Sunday, November 21, 2010

New Every Morning

"Because of the LORD’s great love we are not consumed, for his compassions never fail. They are new every morning; great is your faithfulness" Lamentations 3:22-23

This morning I am reminded of God's compassions, and how they are truly new each morning.

Right now, I have various friends, I'm thinking of 3 in particular, who have some very deep struggles going on in their lives. We are people who lift each other up in love, support and prayer..so I am aware of their struggles since they share with me. I've seen God's handprints all over their lives, and I know that God is ever faithful and will get them through the current trial they are facing.

Life would be so wonderful if the trials weren't a part of it! Or would it? When I think about my own life, some of my richest moments in life have been in the midst of a trial. For me, my deepest personal growth has usually resulted from a situation I didn't want to be in. Don't get me wrong...I do NOT like trials. I'm not THAT crazy. (craziness being a topic for another discussion). I have just lived long enough to know that after the trial, and sometimes during the trial, I've had some of life's most beautiful moments.

Looking back, or looking at the present...I am able to God's handprints all over. He doesn't take a big magic wand and make my troubles disappear, but I feel His hands on me...guiding me, comforting me, holding me when I need to be held. His hands are strong and gentle at the same time, and I'm so thankful for to be able to feel those hands.

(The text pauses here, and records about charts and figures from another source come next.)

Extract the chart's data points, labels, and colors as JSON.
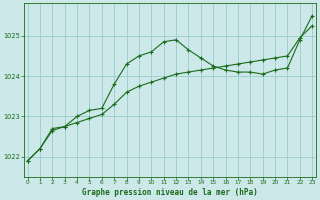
{
  "title": "Graphe pression niveau de la mer (hPa)",
  "background_color": "#cce8e8",
  "grid_color": "#99cccc",
  "line_color": "#1a6b1a",
  "x_ticks": [
    0,
    1,
    2,
    3,
    4,
    5,
    6,
    7,
    8,
    9,
    10,
    11,
    12,
    13,
    14,
    15,
    16,
    17,
    18,
    19,
    20,
    21,
    22,
    23
  ],
  "y_ticks": [
    1022,
    1023,
    1024,
    1025
  ],
  "ylim": [
    1021.5,
    1025.8
  ],
  "xlim": [
    -0.3,
    23.3
  ],
  "series1_y": [
    1021.9,
    1022.2,
    1022.65,
    1022.75,
    1022.85,
    1022.95,
    1023.05,
    1023.3,
    1023.6,
    1023.75,
    1023.85,
    1023.95,
    1024.05,
    1024.1,
    1024.15,
    1024.2,
    1024.25,
    1024.3,
    1024.35,
    1024.4,
    1024.45,
    1024.5,
    1024.95,
    1025.25
  ],
  "series2_y": [
    1021.9,
    1022.2,
    1022.7,
    1022.75,
    1023.0,
    1023.15,
    1023.2,
    1023.8,
    1024.3,
    1024.5,
    1024.6,
    1024.85,
    1024.9,
    1024.65,
    1024.45,
    1024.25,
    1024.15,
    1024.1,
    1024.1,
    1024.05,
    1024.15,
    1024.2,
    1024.9,
    1025.5
  ]
}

My prayers this morning for my 3 friends who are hurting, are that they will feel God's hands upon them. I'm glad they are in my life, and that they are the kind of friends who share with me as I have shared with them. I grieve for the various wounds and or storms they are facing. I wish those things weren't in their lives right now. I'm praying that they will remember that they will NOT be consumed by the battles they are facing, because God's love is greater than whatever mountain we are having to climb.

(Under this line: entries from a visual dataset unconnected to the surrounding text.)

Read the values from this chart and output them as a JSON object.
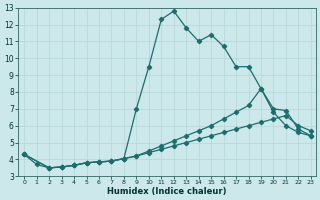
{
  "xlabel": "Humidex (Indice chaleur)",
  "bg_color": "#cce8ea",
  "grid_color": "#b8d8da",
  "line_color": "#1a6e6e",
  "xlim_min": -0.5,
  "xlim_max": 23.4,
  "ylim_min": 3,
  "ylim_max": 13,
  "xticks": [
    0,
    1,
    2,
    3,
    4,
    5,
    6,
    7,
    8,
    9,
    10,
    11,
    12,
    13,
    14,
    15,
    16,
    17,
    18,
    19,
    20,
    21,
    22,
    23
  ],
  "yticks": [
    3,
    4,
    5,
    6,
    7,
    8,
    9,
    10,
    11,
    12,
    13
  ],
  "line1_x": [
    0,
    1,
    2,
    3,
    4,
    5,
    6,
    7,
    8,
    9,
    10,
    11,
    12,
    13,
    14,
    15,
    16,
    17,
    18,
    19,
    20,
    21,
    22,
    23
  ],
  "line1_y": [
    4.3,
    3.7,
    3.5,
    3.55,
    3.65,
    3.8,
    3.85,
    3.9,
    4.05,
    7.0,
    9.5,
    12.3,
    12.8,
    11.8,
    11.0,
    11.4,
    10.7,
    9.5,
    9.5,
    8.2,
    6.8,
    6.0,
    5.6,
    5.4
  ],
  "line2_x": [
    0,
    2,
    3,
    4,
    5,
    6,
    7,
    8,
    9,
    10,
    11,
    12,
    13,
    14,
    15,
    16,
    17,
    18,
    19,
    20,
    21,
    22,
    23
  ],
  "line2_y": [
    4.3,
    3.5,
    3.55,
    3.65,
    3.8,
    3.85,
    3.9,
    4.05,
    4.2,
    4.5,
    4.8,
    5.1,
    5.4,
    5.7,
    6.0,
    6.4,
    6.8,
    7.2,
    8.2,
    7.0,
    6.9,
    5.8,
    5.4
  ],
  "line3_x": [
    0,
    2,
    3,
    4,
    5,
    6,
    7,
    8,
    9,
    10,
    11,
    12,
    13,
    14,
    15,
    16,
    17,
    18,
    19,
    20,
    21,
    22,
    23
  ],
  "line3_y": [
    4.3,
    3.5,
    3.55,
    3.65,
    3.8,
    3.85,
    3.9,
    4.05,
    4.2,
    4.4,
    4.6,
    4.8,
    5.0,
    5.2,
    5.4,
    5.6,
    5.8,
    6.0,
    6.2,
    6.4,
    6.6,
    6.0,
    5.7
  ]
}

And one of the sweetest reminders of God's faithfulness came in the form of an email from a precious friend, who has walked the road of heartache and divorce many years ago. God traveled with her on her painful journey, and has healed those wounds. She is in a loving marriage now, and she has a wonderful circle of family and friends. But the road has been hard. She and I have prayed, cried, laughed and grown together. And except for a very brief time, never lived in the same town! She has been blessed to have an early Thanksgiving weekend with ALL of her grown kids and some of their friends and/or significant others in her home. She wrote me this morning to tell me of getting choked up in her Thankgiving prayer before the meal...choked up because she was so overwhelmed with the bounty of love at that table, and her heart was bursting at the seams with the joy of all being together. When you go through a painful season, you wonder at times if you will feel that kind of happiness...the kind that chokes you up and just makes you heart feel so full and warm. You may be having the joy and peace that God gives, but there are moments that you just want that emotion of happiness again. My friend has had a huge dose of that this weekend.

This morning, as I lift my hurting friends up, I was delighted that I also was able to share in another friend's happiness. What a beautiful reminder that we will not be consumed by life and the trials it brings...I'm so thankful that He is faithful and that we can have new mornings.